Хасинта принесла им питья и закусок, и они спорили об относительных достоинствах легкого доступа и уединенности, пока скверное настроение у Ракели почти не прошло.

— Возможно, ты права, мама, — сказала она. — Я поговорю с Даниелем и с бригадиром.

Тут их прервал настойчивый звон колокола у ворот.

— Я открою, — сказала Ракель. — Ибрагим, похоже, снова исчез.

— Ибрагим на рынке, — угрюмо сказала Юдифь. — Надеюсь, он понял, что нужно купить.

Однако все мелкие домашние заботы были забыты за новостью, которую пытался передать мальчик у ворот.

— Мне нужен сеньор Исаак, — сказал он. — Меня послали позвать сеньора Исаака к моему хозяину.

— Какому хозяину? — твердо спросила Ракель. — К кому должен идти сеньор Исаак?

— К сеньору Раймону, — ответил мальчик. — Я ехал быстро, как только мог, но хозяйка сказала, что вам нужно спешить.

— Папа, — позвала Ракель. — Тебя вызывают к сеньору Раймону.

— Слышу, дорогая моя. Дай мне немного поговорить с мальчиком.

— Папа, мне поехать с тобой?

— Ты можешь понадобиться, — сказал ее отец, отвел мальчика в сторону и серьезно заговорил с ним.

— Хасинта! — позвала Ракель.

— Иду сеньора, — сказала девочка, сбегая по лестнице из кухни.

— Беги, скажи моему мужу, что сеньор Раймон очень болен, что я должна ехать к нему с папой и, возможно, не вернусь к обеду, — сказала она и побежала в отцовский кабинет помочь собрать корзинку.

Они ехали быстро, как только могли, но перед домом их встретил не слуга, даже не Гильем, а жена Раймона. Марта стояла в воротах, дожидаясь их появления.

— Мой Раймон мертв, — сказала она, в голосе ее не слышалось никаких чувств. — Сеньор Исаак, говорят, вы обладаете более ясным и острым зрением, чем те, кто видит глазами. Поэтому посмотрите и скажите мне, кто повинен в его смерти. Я должна знать.

— Повинен, сеньора?

— Он умер не обычной смертью, — сказала Марта холодным, ясным голосом. — Я знаю так же, как то, что солнце жаркое, а дождь мокрый.

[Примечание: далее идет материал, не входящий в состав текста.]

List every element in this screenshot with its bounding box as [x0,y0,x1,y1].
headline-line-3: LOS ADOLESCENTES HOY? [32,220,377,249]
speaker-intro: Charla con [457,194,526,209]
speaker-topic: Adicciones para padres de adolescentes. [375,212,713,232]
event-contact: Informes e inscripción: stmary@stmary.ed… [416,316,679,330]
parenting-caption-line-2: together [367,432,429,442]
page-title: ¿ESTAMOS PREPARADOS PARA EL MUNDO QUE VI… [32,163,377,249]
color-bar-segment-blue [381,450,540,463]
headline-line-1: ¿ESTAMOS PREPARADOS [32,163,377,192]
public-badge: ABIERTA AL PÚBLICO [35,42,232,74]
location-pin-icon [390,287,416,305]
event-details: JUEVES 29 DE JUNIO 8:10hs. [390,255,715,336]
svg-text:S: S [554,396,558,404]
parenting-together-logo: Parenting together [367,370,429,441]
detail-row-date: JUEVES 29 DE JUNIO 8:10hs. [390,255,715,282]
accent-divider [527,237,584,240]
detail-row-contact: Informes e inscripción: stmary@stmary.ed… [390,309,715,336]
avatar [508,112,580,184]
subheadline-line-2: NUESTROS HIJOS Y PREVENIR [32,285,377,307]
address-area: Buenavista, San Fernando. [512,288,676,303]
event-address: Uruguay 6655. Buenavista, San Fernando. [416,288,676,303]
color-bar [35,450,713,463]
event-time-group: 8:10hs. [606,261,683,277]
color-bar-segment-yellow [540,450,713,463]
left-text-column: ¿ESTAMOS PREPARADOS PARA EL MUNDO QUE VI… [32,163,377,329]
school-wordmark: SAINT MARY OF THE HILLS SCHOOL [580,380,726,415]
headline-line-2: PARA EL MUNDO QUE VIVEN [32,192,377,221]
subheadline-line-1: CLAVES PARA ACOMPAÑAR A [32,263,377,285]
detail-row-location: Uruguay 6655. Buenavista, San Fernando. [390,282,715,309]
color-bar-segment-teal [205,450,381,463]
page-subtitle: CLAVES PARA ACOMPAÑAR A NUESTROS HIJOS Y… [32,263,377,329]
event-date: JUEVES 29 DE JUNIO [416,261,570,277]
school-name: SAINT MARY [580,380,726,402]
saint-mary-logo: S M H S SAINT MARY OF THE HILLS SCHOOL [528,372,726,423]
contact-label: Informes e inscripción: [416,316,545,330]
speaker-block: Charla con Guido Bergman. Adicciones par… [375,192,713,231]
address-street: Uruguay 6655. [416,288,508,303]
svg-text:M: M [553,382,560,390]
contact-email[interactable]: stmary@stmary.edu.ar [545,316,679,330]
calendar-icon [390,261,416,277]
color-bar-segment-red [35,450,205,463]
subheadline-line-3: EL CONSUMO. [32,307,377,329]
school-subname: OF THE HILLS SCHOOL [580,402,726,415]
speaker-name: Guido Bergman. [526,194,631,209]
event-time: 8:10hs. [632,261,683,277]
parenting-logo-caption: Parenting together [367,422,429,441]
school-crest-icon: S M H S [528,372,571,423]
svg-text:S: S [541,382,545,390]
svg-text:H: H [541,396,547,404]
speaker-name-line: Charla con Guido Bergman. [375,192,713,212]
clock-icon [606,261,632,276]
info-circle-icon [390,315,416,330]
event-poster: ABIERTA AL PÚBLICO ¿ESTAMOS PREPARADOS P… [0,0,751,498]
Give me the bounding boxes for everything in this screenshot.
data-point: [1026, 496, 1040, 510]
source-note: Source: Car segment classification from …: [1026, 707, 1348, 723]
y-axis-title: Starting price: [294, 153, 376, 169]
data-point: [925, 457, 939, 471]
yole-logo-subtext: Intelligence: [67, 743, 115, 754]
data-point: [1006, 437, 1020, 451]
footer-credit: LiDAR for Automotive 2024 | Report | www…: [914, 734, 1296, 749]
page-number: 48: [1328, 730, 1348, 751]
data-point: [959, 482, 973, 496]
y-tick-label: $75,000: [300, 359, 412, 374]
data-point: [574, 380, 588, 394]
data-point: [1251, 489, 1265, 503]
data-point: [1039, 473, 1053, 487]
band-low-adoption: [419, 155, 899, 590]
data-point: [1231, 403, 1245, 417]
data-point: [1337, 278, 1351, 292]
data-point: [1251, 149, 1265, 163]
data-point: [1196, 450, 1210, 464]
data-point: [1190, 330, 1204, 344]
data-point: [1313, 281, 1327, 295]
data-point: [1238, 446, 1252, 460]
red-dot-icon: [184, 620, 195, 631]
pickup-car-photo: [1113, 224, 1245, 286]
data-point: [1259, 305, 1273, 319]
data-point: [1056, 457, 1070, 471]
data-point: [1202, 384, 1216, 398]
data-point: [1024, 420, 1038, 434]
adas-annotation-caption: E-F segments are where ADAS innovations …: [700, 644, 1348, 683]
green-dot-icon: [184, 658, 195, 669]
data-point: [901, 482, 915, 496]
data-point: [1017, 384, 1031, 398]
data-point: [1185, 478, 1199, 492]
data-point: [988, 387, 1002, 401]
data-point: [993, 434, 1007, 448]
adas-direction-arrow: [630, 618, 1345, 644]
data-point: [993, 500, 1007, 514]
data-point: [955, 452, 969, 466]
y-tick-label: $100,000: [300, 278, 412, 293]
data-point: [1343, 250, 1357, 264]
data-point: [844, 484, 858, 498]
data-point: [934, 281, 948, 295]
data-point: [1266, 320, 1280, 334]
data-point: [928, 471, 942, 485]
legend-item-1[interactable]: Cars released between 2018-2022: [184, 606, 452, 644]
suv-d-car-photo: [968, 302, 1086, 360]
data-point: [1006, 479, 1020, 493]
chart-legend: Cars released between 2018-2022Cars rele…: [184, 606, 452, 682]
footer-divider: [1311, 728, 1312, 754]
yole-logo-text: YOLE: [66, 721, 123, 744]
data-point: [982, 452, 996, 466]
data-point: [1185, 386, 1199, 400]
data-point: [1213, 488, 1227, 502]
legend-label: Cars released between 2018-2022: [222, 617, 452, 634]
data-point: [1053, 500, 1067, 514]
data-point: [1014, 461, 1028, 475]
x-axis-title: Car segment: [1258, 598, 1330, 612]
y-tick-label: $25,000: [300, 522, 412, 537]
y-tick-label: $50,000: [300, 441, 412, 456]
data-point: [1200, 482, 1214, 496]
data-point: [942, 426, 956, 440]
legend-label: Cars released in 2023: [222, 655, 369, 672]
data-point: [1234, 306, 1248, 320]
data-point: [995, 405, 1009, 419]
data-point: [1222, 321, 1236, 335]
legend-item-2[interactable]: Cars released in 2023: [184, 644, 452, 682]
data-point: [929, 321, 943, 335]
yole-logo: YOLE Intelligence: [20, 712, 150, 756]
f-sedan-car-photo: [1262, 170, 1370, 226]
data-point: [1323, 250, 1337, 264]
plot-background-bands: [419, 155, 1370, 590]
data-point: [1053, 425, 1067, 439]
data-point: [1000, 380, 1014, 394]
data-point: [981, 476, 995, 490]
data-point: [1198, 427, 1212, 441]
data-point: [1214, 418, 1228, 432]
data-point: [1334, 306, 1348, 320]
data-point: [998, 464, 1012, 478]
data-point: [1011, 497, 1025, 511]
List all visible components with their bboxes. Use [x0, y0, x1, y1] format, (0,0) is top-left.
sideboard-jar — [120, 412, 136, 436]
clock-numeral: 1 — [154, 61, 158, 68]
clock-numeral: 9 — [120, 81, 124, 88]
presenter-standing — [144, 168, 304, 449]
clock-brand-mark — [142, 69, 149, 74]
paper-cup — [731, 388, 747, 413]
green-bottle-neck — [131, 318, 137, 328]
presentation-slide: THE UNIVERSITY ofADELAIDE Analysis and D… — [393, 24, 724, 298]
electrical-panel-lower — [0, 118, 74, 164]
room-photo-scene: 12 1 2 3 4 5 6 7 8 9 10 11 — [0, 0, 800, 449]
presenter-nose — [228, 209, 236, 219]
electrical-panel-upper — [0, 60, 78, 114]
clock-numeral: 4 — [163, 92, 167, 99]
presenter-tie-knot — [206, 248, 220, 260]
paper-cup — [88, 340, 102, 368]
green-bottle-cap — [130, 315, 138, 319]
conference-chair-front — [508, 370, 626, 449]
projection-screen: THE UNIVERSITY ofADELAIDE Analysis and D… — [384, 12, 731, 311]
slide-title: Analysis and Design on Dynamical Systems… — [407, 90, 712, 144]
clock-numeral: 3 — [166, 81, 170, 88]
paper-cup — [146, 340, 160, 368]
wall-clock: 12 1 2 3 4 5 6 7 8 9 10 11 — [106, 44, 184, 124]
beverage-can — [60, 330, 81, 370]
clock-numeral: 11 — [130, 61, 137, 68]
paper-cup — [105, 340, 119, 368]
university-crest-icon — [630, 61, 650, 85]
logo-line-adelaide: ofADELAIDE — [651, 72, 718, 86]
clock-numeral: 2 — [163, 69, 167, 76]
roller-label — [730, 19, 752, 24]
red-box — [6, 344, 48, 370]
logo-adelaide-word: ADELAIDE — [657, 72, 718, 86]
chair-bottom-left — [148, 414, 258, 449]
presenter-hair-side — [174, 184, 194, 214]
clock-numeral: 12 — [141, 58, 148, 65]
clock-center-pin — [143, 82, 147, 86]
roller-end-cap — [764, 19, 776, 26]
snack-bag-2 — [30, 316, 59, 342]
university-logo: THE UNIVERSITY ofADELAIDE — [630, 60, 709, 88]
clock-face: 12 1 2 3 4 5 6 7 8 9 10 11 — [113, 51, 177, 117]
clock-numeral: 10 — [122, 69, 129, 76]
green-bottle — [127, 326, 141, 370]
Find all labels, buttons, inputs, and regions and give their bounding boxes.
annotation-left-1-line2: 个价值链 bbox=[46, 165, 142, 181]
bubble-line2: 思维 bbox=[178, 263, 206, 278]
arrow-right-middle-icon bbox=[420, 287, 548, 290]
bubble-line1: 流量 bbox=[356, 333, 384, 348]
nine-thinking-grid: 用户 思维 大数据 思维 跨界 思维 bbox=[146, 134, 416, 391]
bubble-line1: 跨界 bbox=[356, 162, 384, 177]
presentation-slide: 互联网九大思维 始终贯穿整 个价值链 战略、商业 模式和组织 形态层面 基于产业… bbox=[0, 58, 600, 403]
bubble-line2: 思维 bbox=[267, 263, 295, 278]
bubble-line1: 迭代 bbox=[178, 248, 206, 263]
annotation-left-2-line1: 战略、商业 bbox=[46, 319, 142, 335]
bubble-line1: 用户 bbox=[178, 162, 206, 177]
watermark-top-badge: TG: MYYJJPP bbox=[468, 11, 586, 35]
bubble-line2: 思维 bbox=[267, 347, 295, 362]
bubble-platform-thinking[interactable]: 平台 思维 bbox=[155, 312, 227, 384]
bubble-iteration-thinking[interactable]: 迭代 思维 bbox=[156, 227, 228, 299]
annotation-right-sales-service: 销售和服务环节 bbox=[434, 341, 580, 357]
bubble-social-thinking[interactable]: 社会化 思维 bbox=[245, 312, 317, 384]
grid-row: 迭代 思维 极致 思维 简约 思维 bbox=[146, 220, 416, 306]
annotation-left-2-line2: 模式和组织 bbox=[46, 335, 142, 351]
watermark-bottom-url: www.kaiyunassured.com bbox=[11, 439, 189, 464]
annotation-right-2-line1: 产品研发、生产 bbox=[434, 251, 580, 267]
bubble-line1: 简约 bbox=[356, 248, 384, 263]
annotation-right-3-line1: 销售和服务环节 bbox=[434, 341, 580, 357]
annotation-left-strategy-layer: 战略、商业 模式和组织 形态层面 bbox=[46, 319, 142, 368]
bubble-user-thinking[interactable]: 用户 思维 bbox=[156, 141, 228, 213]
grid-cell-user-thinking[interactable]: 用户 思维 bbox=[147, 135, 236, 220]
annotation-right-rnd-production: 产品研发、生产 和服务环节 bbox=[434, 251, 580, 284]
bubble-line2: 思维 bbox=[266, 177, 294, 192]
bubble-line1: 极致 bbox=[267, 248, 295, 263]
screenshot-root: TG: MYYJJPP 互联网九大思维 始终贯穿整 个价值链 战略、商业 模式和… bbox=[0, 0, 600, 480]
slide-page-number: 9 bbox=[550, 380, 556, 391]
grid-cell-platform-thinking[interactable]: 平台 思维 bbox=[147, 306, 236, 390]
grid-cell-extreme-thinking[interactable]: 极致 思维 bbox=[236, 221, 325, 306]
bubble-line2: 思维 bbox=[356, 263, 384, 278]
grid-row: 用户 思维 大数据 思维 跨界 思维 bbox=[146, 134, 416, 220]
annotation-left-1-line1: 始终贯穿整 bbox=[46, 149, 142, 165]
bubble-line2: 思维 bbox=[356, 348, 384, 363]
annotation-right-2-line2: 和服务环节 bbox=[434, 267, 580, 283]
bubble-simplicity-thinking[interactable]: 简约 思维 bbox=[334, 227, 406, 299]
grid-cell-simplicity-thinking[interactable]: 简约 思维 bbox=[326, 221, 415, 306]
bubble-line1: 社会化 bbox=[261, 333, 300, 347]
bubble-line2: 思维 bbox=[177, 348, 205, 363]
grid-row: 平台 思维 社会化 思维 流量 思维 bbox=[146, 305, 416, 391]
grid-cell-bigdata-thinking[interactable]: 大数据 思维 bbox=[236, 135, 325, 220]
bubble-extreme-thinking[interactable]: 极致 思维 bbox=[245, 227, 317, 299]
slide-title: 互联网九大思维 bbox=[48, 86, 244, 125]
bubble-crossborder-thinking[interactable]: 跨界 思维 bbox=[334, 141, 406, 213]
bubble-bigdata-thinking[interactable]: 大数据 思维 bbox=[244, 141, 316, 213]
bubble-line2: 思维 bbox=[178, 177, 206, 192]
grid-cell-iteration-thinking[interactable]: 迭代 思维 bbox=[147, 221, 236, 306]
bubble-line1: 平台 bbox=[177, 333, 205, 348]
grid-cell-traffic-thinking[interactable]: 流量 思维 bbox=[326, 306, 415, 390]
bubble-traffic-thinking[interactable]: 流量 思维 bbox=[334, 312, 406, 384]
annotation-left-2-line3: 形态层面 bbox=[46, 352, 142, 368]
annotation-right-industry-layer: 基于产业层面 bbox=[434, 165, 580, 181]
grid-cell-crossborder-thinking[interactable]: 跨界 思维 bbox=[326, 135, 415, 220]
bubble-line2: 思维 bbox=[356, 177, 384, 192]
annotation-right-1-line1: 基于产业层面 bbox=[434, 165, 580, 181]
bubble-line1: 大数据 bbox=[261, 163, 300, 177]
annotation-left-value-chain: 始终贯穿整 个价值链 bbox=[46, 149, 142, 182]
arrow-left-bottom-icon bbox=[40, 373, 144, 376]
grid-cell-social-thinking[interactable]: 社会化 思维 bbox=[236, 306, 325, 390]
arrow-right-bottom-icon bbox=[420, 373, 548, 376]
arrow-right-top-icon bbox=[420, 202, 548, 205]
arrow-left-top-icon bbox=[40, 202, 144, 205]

— Проводите нас туда, где он лежит, и мы попытаемся установить, от чего он скончался, — сказал Исаак.

 

3

— Я не позволяла никому выпрямить его тело или входить в комнату, чтобы прибраться в ней, — сказал Марта. — Оставила для вас все, как было.

— В комнате какой-то странный запах, — сказал Исаак. — Помимо запаха смерти. Подведи меня к нему, — обратился он к дочери.

Ракель подвела его к кровати; Исаак нагнулся и быстро провел ладонями по одеялу. Стащил его, ощупал конечности, потом тело, застывшее в искривленном положении. Закончив, выпрямил конечности.

— Умер не мирной смертью, — негромко произнес он.

— Да, папа. Простыни в большом беспорядке. Чашка с водой опрокинута. Лицо покрыто крапинками, глаза широко открыты.

— Закрой их, — вполголоса сказал врач. — Они будут беспокоить его жену и детей.

Ракель мягко закрыла глаза.

Исаак подался вперед и уловил легкие, все еще исходящие от него запахи.

— Он умер недавно. Не только еще не остыл, но я все еще ощущаю запах его дыхания.

— Как только мы поняли, что он скончался, — послышался голос от двери, — я забрала своих сыновей и вышла из комнаты. Плотно закрыла дверь и велела им стоять перед ней, строго охранять ее. Потом спустилась вниз. Остановилась на минутку, чтобы успокоиться, потом пошла к воротам, и тут подъехали вы.

— И в комнате никого не было с тех пор, как вы вышли и пока не вошли мы?

— Никого, сеньор Исаак, — ответил Пау. — Роже Бернард и я стояли у двери с тех пор, как это случилось. И как только мы послали за вами, мама не отходила от него и не впускала в комнату никого, кроме нас.

— Вот почему я послала мальчика, а не одного из сыновей, — сказала Марта. — Сыновья мне были нужны, чтобы помочь охранять их отца.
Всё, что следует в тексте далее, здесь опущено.